Obere Aller. Ausrüstung, Ausbildung, Betriebskosten – das Unterhalten einer Feuerwehr ist kein billiges Unterfangen. Zentralisierung, also das Zusammenziehen mehrerer Standorte oder – anders ausgedrückt – das Schließen vornehmlich kleinerer Wehren, erscheint dem kostenbewussten Sparfuchs da ein probates Mittel. Oder etwa nicht?

"Es gibt keinerlei Planungen diesbezüglich", ist Frank Frenkel in seiner Eigenschaft als Verbandsgemeindebürgermeister und Dienstherr der Feuerwehren um Ruhe bemüht. "Im Gegenteil, wir wollen alle Ortswehren mitnehmen und gezielt mit Aufgaben betrauen. Das alles geschieht im Zuge der Risikoanalyse, an der wir derzeit arbeiten – und wir werden auch danach nicht vordergründig diese Diskussion um Schließungen oder Fusionen führen." Der Kostenfaktor sei zwar gegeben, so Frenkel, aber Vorrang genieße der Bereich Brandschutz und Sicherheit. "Und dabei sind nicht zuletzt auch gesetzliche Vorschriften zu beachten, etwa die Zwölf-Minuten-Ausrückzeit."

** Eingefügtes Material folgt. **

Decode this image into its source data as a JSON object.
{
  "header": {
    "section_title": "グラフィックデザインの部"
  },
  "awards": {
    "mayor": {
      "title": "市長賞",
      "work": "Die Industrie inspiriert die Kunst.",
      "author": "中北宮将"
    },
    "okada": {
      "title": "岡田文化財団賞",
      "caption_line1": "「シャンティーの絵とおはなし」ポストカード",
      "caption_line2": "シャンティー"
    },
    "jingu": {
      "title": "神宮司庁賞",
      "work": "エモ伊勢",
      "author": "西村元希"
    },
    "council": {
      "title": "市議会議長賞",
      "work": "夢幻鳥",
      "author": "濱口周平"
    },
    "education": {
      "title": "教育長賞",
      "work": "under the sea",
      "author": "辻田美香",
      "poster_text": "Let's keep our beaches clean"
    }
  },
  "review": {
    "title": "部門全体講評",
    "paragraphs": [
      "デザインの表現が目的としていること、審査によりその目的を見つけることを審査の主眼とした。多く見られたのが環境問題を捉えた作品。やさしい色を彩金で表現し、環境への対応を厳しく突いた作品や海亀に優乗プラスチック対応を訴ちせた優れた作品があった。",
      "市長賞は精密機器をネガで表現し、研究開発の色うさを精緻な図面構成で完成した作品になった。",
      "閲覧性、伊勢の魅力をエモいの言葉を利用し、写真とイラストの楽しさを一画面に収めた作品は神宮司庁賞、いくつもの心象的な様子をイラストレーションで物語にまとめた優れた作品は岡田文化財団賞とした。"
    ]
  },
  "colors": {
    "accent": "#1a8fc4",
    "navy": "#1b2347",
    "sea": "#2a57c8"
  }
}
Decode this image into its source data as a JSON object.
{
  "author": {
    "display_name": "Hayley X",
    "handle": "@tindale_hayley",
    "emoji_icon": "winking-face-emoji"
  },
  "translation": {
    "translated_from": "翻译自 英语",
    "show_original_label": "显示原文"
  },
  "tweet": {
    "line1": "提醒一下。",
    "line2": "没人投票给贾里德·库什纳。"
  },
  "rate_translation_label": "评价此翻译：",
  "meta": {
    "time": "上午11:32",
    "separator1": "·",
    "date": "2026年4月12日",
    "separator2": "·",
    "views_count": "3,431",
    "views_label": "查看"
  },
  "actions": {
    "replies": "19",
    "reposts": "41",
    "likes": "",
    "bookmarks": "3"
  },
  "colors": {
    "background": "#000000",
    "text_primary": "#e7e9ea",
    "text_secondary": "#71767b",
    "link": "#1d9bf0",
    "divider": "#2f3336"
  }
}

Nicht jeder im Gemeinderat sieht das so unzweifelhaft. Angesichts von 17 Ortswehren, die räumlich oft nicht weit voneinander getrennt sind, sei Einsparpotenzial vorhanden. Weniger Neuanschaffungen, weniger Energieverbrauch, weniger Aufwandsentschädigung gingen mit Fusionen einher.

Doch auch weniger Engagement und Teilhabe am gesellschaftlich-kulturellen Leben in den Orten, wie Gemeindewehrleiter Reinhard Breitfelder betont: "Das wäre aus meiner Sicht der falsche Weg und nicht im Sinne der vielen hingebungsvoll tätigen Kameraden." Unisono mit Frenkel stellt Breitfelder außerdem klar: "Wir verfolgen eine eindeutige Philosophie: keine Schließungen! Jeder Kamerad ist wertvoll, und auch die kleinen Wehren sorgen für einen Grundschutz." Um aktuellen Problemen entgegenzuwirken, strebe man "überkommunale Kooperationen" mit Nachbargemeinden an. Neben diesen Vereinbarungen werde es keine Kostenexplosion geben, da "eine totale Aufrüstung für jede Ortswehr nicht nötig ist". Auch für die Gewährleistung der Tagesbereitschaft würden konkrete Einsatz- und Alarmierungspläne erstellt, die ortsüber- greifend funktionieren.